Rotbuch

Spontan fielen mir seinerzeit tausend Dinge ein, die von Natur aus gar nicht wirklich ROT sind, aber dennoch mit der Farbe ROT besetzt sind, denn bei vielen Begriffen sehe ich im wahrsten Sinne des Wortes ROT. Recht schnell verdichtete sich die Idee, genau dieses ROT in einem Buch, einem ROTBUCH zusammenzutragen, darzustellen, mit meiner Arbeitstechnik alle diese Missstände in Glas zu ritzen, das Glas genau mit diesen anklagenden Botschaften destruktiv und unabänderlich zu verändern, um zumindest einiges Negative für immer und für Alle lesbar festzuhalten.

Genau wie im Gedächtnis soll der Betrachter in diesem ROTBUCH blättern können: In unseren Köpfen lagern stets viele Dinge gleichzeitig übereinander, werden zum Teil auch in dieser Viel-schichtigkeit auf einmal in Erinnerung gerufen, ohne sich sofort in Einzelheiten zu verlieren, was jedoch nach einigem Überlegen (manchmal) nach und nach gelingt, oft genug auch nicht; einige Erinnerungen bleiben so dicht, und es gelingt bisweilen nicht, einzelne Details zu beleuchten.

Ist man jedoch konzentriert und in guter Verfassung, so ist es möglich, Schritt für Schritt an den Erinnerungen entlangzuwandern, von aktuell bis immer weiter rückwärts. Ganz genau chronologisch bekommt man die Reihenfolge von der Gegenwart bis in die ferne Vergangenheit natürlich nicht immer hin. Ab und zu blitzt schon mal was auf, was weiter zurückliegt, während das Naheliegendere sozusagen im Nebel bleibt. Oder umgekehrt.

So funktioniert auch mein ROTBUCH. Es besteht aus einem Deckblatt oder einem Buchdeckel, durch das/den man auf sieben Seiten im Inneren des Buches schauen kann. Über jeder Seite befinden sich kleine Lämpchen, die vom Betrachter per Schaltknopf eingeschaltet werden können und solange, wie man diese eingeschaltete Seite anschauen möchte, muss der Schalter gedrückt bleiben - parallel zur "normalen" Gedächtnisarbeit.

Und wie im richtigen Leben beleuchten die einzelnen Lämpchen NICHT nur genau diese eine Seite, sondern sie erhellen auch das Umfeld.
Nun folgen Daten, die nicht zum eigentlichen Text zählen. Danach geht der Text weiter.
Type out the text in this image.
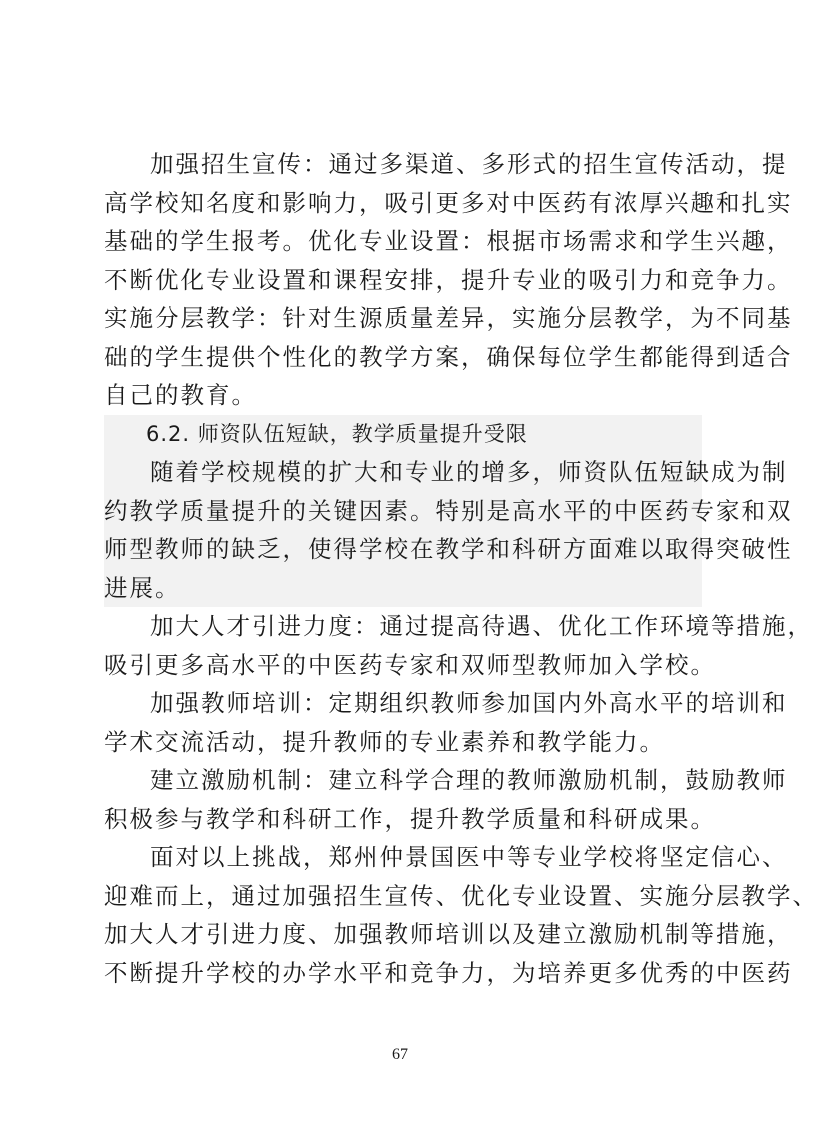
加强招生宣传：通过多渠道、多形式的招生宣传活动，提
高学校知名度和影响力，吸引更多对中医药有浓厚兴趣和扎实
基础的学生报考。优化专业设置：根据市场需求和学生兴趣，
不断优化专业设置和课程安排，提升专业的吸引力和竞争力。
实施分层教学：针对生源质量差异，实施分层教学，为不同基
础的学生提供个性化的教学方案，确保每位学生都能得到适合
自己的教育。
6.2. 师资队伍短缺，教学质量提升受限
随着学校规模的扩大和专业的增多，师资队伍短缺成为制
约教学质量提升的关键因素。特别是高水平的中医药专家和双
师型教师的缺乏，使得学校在教学和科研方面难以取得突破性
进展。
加大人才引进力度：通过提高待遇、优化工作环境等措施，
吸引更多高水平的中医药专家和双师型教师加入学校。
加强教师培训：定期组织教师参加国内外高水平的培训和
学术交流活动，提升教师的专业素养和教学能力。
建立激励机制：建立科学合理的教师激励机制，鼓励教师
积极参与教学和科研工作，提升教学质量和科研成果。
面对以上挑战，郑州仲景国医中等专业学校将坚定信心、
迎难而上，通过加强招生宣传、优化专业设置、实施分层教学、
加大人才引进力度、加强教师培训以及建立激励机制等措施，
不断提升学校的办学水平和竞争力，为培养更多优秀的中医药
67
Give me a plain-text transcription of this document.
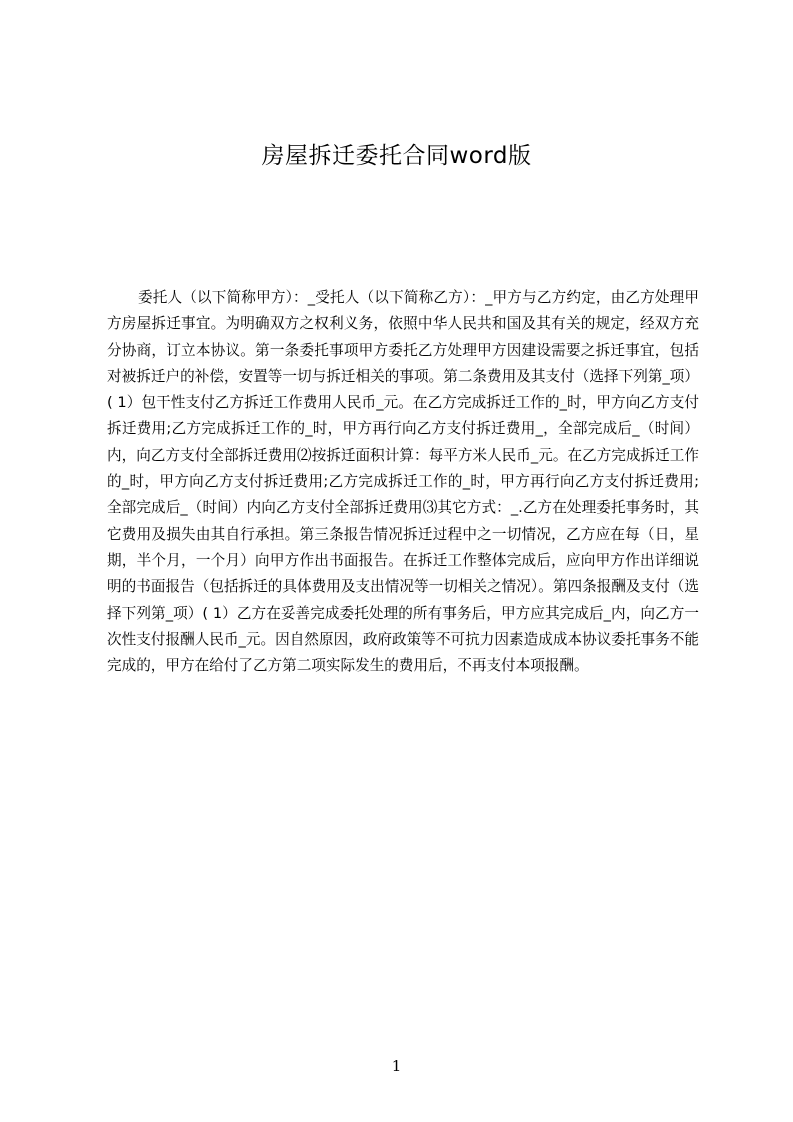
房屋拆迁委托合同word版

委托人（以下简称甲方）：_受托人（以下简称乙方）：_甲方与乙方约定，由乙方处理甲方房屋拆迁事宜。为明确双方之权利义务，依照中华人民共和国及其有关的规定，经双方充分协商，订立本协议。第一条委托事项甲方委托乙方处理甲方因建设需要之拆迁事宜，包括对被拆迁户的补偿，安置等一切与拆迁相关的事项。第二条费用及其支付（选择下列第_项）( 1）包干性支付乙方拆迁工作费用人民币_元。在乙方完成拆迁工作的_时，甲方向乙方支付拆迁费用;乙方完成拆迁工作的_时，甲方再行向乙方支付拆迁费用_，全部完成后_（时间）内，向乙方支付全部拆迁费用⑵按拆迁面积计算：每平方米人民币_元。在乙方完成拆迁工作的_时，甲方向乙方支付拆迁费用;乙方完成拆迁工作的_时，甲方再行向乙方支付拆迁费用;全部完成后_（时间）内向乙方支付全部拆迁费用⑶其它方式：_.乙方在处理委托事务时，其它费用及损失由其自行承担。第三条报告情况拆迁过程中之一切情况，乙方应在每（日，星期，半个月，一个月）向甲方作出书面报告。在拆迁工作整体完成后，应向甲方作出详细说明的书面报告（包括拆迁的具体费用及支出情况等一切相关之情况）。第四条报酬及支付（选择下列第_项）( 1）乙方在妥善完成委托处理的所有事务后，甲方应其完成后_内，向乙方一次性支付报酬人民币_元。因自然原因，政府政策等不可抗力因素造成成本协议委托事务不能完成的，甲方在给付了乙方第二项实际发生的费用后，不再支付本项报酬。

1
Das Umfeld all der "Unwörter", die für komplexe Sach-verhalte der letzten Jahre stehen, für deren Existenz wir Menschen uns schämen müssten. Wünschenswert wäre es, wenn gerade die Urheber dieser Unwörter sich diese Schandtaten ins Gedächtnis riefen, sich schämten - und es käme nicht mehr zu solchen Missständen. Ein frommer Wunsch.

Das ROTBUCH sollte ursprünglich ganz ohne Farbe gestaltet werden, und das ROTE sollte allein durch den Inhalt zum Tragen kommen. Die gravierten „Gedächtnis-Seiten” sollten jedoch nicht im luftleeren Raum stehen, sondern auch real ein ROTBUCH - rotes Buch - werden, und so bot es sich an, den Buchseiten als I-Tüpfelchen einen Rotschnitt zu verpassen.